People who have recovered from COVID-19, especially those with pre-existing cardiovascular conditions, may be at risk of developing blood clots due to a lingering and overactive immune response, according to a study led by NTU scientists.
The team of researchers, led by NTU Assistant Professor Christine Cheung, investigated the possible link between COVID-19 and an increased risk of blood clot formation, shedding new light on “long-haul COVID” – the name given to the medium- and long-term health consequences of COVID-19.
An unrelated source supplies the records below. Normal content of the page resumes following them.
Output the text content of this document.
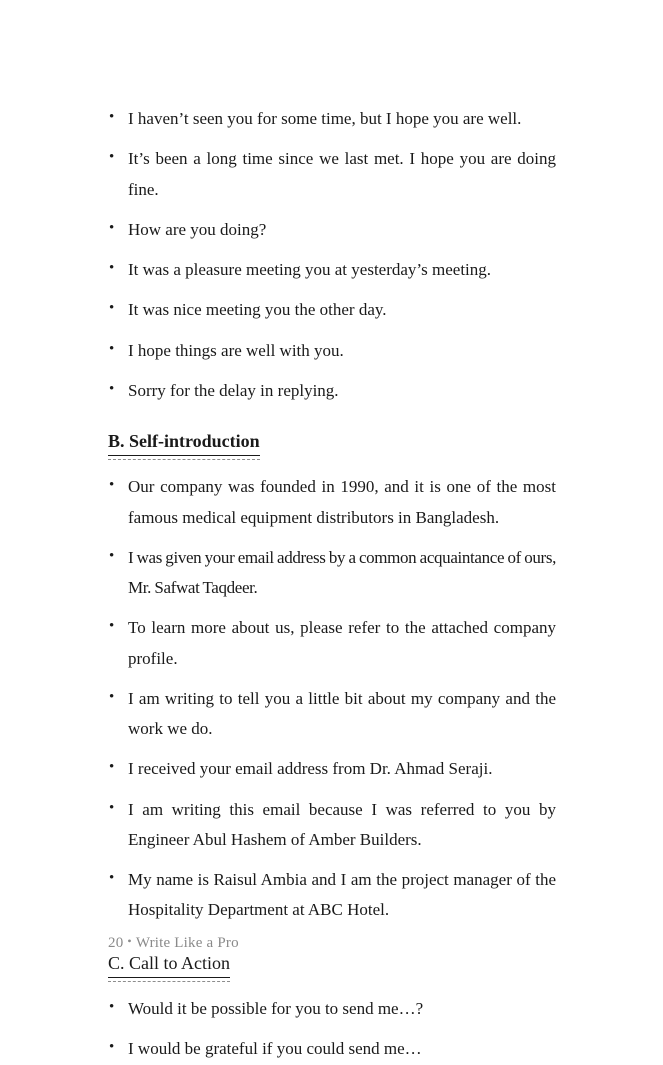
• I haven’t seen you for some time, but I hope you are well.
• It’s been a long time since we last met. I hope you are doing fine.
• How are you doing?
• It was a pleasure meeting you at yesterday’s meeting.
• It was nice meeting you the other day.
• I hope things are well with you.
• Sorry for the delay in replying.
B. Self-introduction
• Our company was founded in 1990, and it is one of the most famous medical equipment distributors in Bangladesh.
• I was given your email address by a common acquaintance of ours, Mr. Safwat Taqdeer.
• To learn more about us, please refer to the attached company profile.
• I am writing to tell you a little bit about my company and the work we do.
• I received your email address from Dr. Ahmad Seraji.
• I am writing this email because I was referred to you by Engineer Abul Hashem of Amber Builders.
• My name is Raisul Ambia and I am the project manager of the Hospitality Department at ABC Hotel.
C. Call to Action
• Would it be possible for you to send me…?
• I would be grateful if you could send me…
20 • Write Like a Pro
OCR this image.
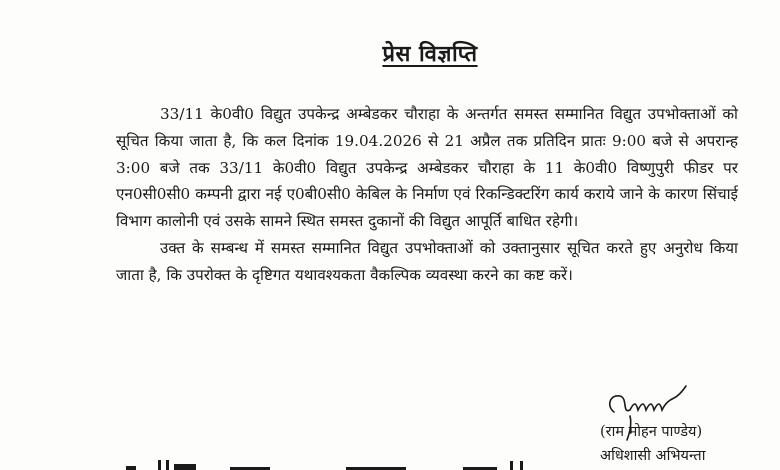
प्रेस विज्ञप्ति

33/11 के0वी0 विद्युत उपकेन्द्र अम्बेडकर चौराहा के अन्तर्गत समस्त सम्मानित विद्युत उपभोक्ताओं को सूचित किया जाता है, कि कल दिनांक 19.04.2026 से 21 अप्रैल तक प्रतिदिन प्रातः 9:00 बजे से अपरान्ह 3:00 बजे तक 33/11 के0वी0 विद्युत उपकेन्द्र अम्बेडकर चौराहा के 11 के0वी0 विष्णुपुरी फीडर पर एन0सी0सी0 कम्पनी द्वारा नई ए0बी0सी0 केबिल के निर्माण एवं रिकन्डिक्टरिंग कार्य कराये जाने के कारण सिंचाई विभाग कालोनी एवं उसके सामने स्थित समस्त दुकानों की विद्युत आपूर्ति बाधित रहेगी।

उक्त के सम्बन्ध में समस्त सम्मानित विद्युत उपभोक्ताओं को उक्तानुसार सूचित करते हुए अनुरोध किया जाता है, कि उपरोक्त के दृष्टिगत यथावश्यकता वैकल्पिक व्यवस्था करने का कष्ट करें।

(राम मोहन पाण्डेय)
अधिशासी अभियन्ता
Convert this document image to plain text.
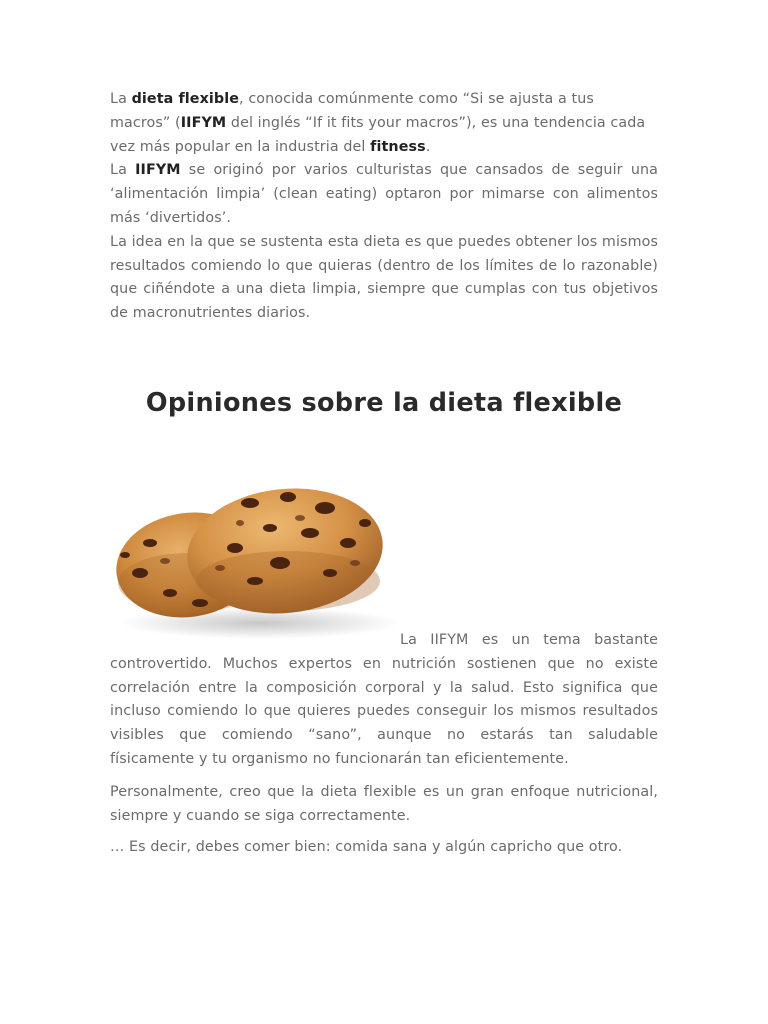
La dieta flexible, conocida comúnmente como “Si se ajusta a tus macros” (IIFYM del inglés “If it fits your macros”), es una tendencia cada vez más popular en la industria del fitness.

La IIFYM se originó por varios culturistas que cansados de seguir una ‘alimentación limpia’ (clean eating) optaron por mimarse con alimentos más ‘divertidos’.

La idea en la que se sustenta esta dieta es que puedes obtener los mismos resultados comiendo lo que quieras (dentro de los límites de lo razonable) que ciñéndote a una dieta limpia, siempre que cumplas con tus objetivos de macronutrientes diarios.

Opiniones sobre la dieta flexible

La IIFYM es un tema bastante controvertido. Muchos expertos en nutrición sostienen que no existe correlación entre la composición corporal y la salud. Esto significa que incluso comiendo lo que quieres puedes conseguir los mismos resultados visibles que comiendo “sano”, aunque no estarás tan saludable físicamente y tu organismo no funcionarán tan eficientemente.

Personalmente, creo que la dieta flexible es un gran enfoque nutricional, siempre y cuando se siga correctamente.

… Es decir, debes comer bien: comida sana y algún capricho que otro.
The team, comprising researchers from NTU, Agency for Science, Technology and Research’s (A*STAR) Singapore Immunology Network (SIgN), and the National Centre of Infectious Diseases, Singapore (NCID), collected and analysed blood samples from 30 COVID-19 patients a month after they had recovered from the infection and were discharged from hospital.
They found that all recovered COVID-19 patients had signs of blood vessel damage, with twice the normal number of circulating endothelial cells (CECs)that had been shed from damaged blood vessel walls found in their samples.
The researchers hypothesise that the body’s immune system, which was activated to fight the COVID-19 virus, remains overactive and activated even after recovery. This persistently activated immune responses may attack blood vessels of recovered COVID-19 patients, causing even more damage and increasing the risk of blood clot formation further.